The young worker just starting out has little at risk with investments because little has been accumulated to date. With each pay period, X dollars are set aside for retirement accumulation or for other long term goals and a very long time horizon. Risk is hardly a consideration in the early stages of wealth accumlation since the percentage swings in equity valuations barely amount to a real concern in the total wealth picture at this early stage.

Mid-life workers with kids nearing or at college age seem to be the most stressed financially. They have aging parents, plenty of debt, college tuition expenses and their own retirement to contend with. Obviously some are better off than others. Some will come into inheritances, others will bear the burden of caring for their own parents as financial dependents, and all variances between the extremes. Risk is a mixed bag for this group. Some are willing to take a great deal of risk in order to make up for the lack of time to achieve their financial needs by the time life exceeds work and income. Others can't tolerate risk, as all dollars are viewed as necessary in short order. So, caution becomes apparent with greater frequency within this group as opposed to young workers starting out.

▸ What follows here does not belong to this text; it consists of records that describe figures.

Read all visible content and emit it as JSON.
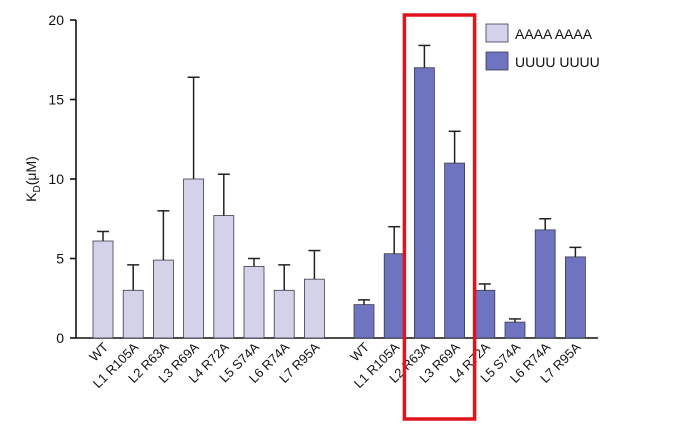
{
  "chart_data": {
    "type": "bar",
    "ylabel": "K",
    "ylabel_subscript": "D",
    "ylabel_unit": "(μM)",
    "ylim": [
      0,
      20
    ],
    "yticks": [
      0,
      5,
      10,
      15,
      20
    ],
    "grid": false,
    "legend": "top-right",
    "categories": [
      "WT",
      "L1 R105A",
      "L2 R63A",
      "L3 R69A",
      "L4 R72A",
      "L5 S74A",
      "L6 R74A",
      "L7 R95A"
    ],
    "series": [
      {
        "name": "AAAA AAAA",
        "color": "#d4d2e8",
        "values": [
          6.1,
          3.0,
          4.9,
          10.0,
          7.7,
          4.5,
          3.0,
          3.7
        ],
        "errors": [
          0.6,
          1.6,
          3.1,
          6.4,
          2.6,
          0.5,
          1.6,
          1.8
        ]
      },
      {
        "name": "UUUU UUUU",
        "color": "#6e74c0",
        "values": [
          2.1,
          5.3,
          17.0,
          11.0,
          3.0,
          1.0,
          6.8,
          5.1
        ],
        "errors": [
          0.3,
          1.7,
          1.4,
          2.0,
          0.4,
          0.2,
          0.7,
          0.6
        ]
      }
    ],
    "highlight": {
      "series": 1,
      "categories": [
        "L2 R63A",
        "L3 R69A"
      ],
      "color": "#e0141c"
    }
  }
}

For more advanced investors, those that I define as having already accumulated or inherited a sizeable amount of wealth, a view of capital preservation becomes more apparent in any discussion of risk. For this group, the management of risk is actually more critical to keeping what has been achieved to a greater extent than growing the initial wealth.

When bulls debate bears, I cannot help but wonder where on the scale each may reside in their personal wealth accumulation. I tend to think that most of today's cautious investors actually have wealth worth protecting, but admittedly, my own bias is showing.

In Harry Dent's vision of baby boomer wealth accumulation, I wonder at what inflection point the wealth accumulation efforts will result in massive capital preservation efforts? I doubt age plays a role as much as the perceived value of the store of wealth already at hand.